With a major housed in the social sciences, a minor in the arts and research in the humanities, the pragmatic and intuitive Stringfellow is as well-balanced a scholar as she is dancer. Even as she was researching and presenting “The Man Who Wore Red,” Stringfellow was also creating and performing a solo work of art of her own. Called “The Will,” it is a potent piece in classic modern technique expressing tenacity of will in the face of oppression. Stringfellow debuted the work at a student dance concert in spring 2017, then presented it again two months later at the Centre de Danse du Marais while she was studying on a May Term in Paris, France. Subsequently, “The Will” and a work by senior Emily Mejicano-Gormley titled “Memory” were combined and selected for adjudication at the regional American College Dance Association conference in March. “The Will/ Memory” became one of the only 11 pieces chosen for the event’s Gala Concert and one of the only two alternatives from the region for the national ACDA festival.

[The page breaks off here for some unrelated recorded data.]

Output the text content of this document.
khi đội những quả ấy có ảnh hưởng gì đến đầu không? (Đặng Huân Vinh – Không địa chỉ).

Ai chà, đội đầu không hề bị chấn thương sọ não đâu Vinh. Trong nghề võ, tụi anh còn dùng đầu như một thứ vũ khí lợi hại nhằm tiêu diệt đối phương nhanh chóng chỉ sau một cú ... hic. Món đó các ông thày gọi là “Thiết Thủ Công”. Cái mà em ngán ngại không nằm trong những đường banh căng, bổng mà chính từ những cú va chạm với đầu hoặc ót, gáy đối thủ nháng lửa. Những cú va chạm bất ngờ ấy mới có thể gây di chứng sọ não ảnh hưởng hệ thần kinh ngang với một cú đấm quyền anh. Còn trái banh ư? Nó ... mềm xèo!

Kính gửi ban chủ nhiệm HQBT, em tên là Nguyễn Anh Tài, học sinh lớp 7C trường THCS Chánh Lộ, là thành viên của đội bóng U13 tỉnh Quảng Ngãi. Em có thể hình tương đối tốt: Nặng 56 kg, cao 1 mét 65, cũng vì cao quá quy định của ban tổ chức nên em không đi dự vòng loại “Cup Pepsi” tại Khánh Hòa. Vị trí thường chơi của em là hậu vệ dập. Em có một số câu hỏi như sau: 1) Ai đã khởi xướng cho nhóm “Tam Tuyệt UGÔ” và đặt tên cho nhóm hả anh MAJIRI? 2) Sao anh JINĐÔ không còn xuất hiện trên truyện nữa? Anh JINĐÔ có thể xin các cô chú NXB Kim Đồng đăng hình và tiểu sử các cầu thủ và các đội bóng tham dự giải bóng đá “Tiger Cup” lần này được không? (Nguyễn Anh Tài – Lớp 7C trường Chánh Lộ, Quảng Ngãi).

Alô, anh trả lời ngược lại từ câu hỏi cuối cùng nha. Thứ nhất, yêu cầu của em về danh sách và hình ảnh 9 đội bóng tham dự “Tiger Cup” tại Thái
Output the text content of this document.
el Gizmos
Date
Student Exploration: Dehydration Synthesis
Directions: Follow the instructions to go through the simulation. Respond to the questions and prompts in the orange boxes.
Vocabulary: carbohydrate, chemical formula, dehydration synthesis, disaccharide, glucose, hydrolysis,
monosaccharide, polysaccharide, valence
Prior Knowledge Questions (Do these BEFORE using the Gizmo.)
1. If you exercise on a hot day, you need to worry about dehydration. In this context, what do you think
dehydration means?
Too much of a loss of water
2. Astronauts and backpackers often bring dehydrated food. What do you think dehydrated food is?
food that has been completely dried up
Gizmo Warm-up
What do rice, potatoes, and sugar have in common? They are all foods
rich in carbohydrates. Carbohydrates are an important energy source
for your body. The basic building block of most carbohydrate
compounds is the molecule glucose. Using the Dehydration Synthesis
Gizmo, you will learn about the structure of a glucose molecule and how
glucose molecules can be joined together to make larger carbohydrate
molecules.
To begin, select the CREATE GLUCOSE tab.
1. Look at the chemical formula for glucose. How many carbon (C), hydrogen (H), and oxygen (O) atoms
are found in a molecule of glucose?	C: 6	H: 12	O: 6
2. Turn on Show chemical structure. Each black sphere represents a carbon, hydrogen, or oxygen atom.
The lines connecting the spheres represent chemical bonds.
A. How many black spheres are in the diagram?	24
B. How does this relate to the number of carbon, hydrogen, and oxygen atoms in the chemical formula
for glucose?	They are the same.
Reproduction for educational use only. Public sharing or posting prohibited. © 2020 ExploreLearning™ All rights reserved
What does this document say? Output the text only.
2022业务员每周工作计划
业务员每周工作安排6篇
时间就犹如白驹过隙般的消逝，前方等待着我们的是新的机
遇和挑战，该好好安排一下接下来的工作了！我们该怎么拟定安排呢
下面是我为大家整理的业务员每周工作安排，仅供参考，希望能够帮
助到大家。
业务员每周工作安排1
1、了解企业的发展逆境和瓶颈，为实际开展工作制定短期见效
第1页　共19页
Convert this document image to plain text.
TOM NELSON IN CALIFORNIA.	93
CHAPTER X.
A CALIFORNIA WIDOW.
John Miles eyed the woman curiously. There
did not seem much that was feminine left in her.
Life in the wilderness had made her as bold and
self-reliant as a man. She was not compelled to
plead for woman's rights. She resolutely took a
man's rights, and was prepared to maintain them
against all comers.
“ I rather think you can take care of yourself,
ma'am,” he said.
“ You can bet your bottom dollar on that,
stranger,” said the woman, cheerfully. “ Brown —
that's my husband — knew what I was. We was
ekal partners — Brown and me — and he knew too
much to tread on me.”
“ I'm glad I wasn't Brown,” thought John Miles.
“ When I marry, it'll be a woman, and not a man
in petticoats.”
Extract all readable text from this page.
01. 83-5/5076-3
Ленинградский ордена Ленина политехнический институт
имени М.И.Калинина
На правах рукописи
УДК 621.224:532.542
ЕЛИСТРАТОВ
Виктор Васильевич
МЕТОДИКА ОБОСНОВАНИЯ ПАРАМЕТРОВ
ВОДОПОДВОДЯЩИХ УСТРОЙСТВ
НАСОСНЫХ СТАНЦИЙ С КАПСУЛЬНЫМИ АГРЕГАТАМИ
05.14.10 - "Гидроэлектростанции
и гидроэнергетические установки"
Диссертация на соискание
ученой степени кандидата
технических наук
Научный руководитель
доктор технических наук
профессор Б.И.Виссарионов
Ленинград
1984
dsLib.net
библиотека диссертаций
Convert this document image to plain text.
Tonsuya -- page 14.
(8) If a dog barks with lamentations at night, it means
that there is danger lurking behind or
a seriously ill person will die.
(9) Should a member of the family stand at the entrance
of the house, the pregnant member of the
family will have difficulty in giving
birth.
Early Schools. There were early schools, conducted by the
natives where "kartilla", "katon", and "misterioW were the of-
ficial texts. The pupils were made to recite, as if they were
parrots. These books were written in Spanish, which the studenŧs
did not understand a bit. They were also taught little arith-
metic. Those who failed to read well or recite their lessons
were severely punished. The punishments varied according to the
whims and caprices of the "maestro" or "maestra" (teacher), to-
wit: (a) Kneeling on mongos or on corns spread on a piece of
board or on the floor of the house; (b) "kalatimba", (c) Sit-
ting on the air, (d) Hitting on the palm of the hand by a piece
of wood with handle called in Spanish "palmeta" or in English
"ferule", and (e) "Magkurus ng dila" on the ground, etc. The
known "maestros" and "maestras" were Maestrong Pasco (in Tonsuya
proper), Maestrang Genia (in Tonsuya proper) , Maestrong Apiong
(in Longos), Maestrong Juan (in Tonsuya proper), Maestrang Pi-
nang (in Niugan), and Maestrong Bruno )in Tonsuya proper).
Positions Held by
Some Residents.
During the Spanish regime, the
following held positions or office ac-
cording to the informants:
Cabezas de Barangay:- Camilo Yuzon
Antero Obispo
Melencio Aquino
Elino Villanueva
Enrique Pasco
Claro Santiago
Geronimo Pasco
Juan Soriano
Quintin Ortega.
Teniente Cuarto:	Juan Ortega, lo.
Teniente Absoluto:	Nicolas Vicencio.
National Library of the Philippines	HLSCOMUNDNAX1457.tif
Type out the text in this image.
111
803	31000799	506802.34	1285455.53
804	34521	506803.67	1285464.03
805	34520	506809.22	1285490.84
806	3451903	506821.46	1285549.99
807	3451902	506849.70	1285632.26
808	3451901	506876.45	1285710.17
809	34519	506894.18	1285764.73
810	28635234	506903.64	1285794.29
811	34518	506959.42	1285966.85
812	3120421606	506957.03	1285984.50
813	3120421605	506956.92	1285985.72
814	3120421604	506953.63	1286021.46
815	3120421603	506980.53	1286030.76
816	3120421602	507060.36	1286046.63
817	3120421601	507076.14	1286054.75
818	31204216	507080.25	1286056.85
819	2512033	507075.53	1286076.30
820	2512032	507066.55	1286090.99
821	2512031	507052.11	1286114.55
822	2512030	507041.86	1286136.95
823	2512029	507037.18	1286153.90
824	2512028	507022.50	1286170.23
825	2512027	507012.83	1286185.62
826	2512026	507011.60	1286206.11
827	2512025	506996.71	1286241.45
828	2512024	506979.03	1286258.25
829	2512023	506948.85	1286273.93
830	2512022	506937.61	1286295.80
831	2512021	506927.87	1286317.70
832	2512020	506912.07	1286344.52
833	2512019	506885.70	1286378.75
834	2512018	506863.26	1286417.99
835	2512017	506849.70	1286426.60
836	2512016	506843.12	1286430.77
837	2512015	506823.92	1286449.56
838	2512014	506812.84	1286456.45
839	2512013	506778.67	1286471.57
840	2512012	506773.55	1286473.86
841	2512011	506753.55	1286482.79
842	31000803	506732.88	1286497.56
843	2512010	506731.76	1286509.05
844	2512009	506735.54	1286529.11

“I will say that through my participation in the dance department, I’m inspired to make long-lasting work in the same way that my great uncle has, to use the gifts I’ve been given to leave an impact on what art means,” says Stringfellow, whose ultimate goal is to open her own studio center that promotes health and the arts for young developing artists and dancers in low-income areas. “To me, and I think to him, it means to be honest, to be joyful, to be raw and authentic.”

“I just hope to leave an impact as Nia Stringfellow. Then maybe one day, some random great niece of mine will do research on me,” she says, and a calm but infectious smile crosses her face. “I’m not counting on it, but that’s the effect that I’d like to have.”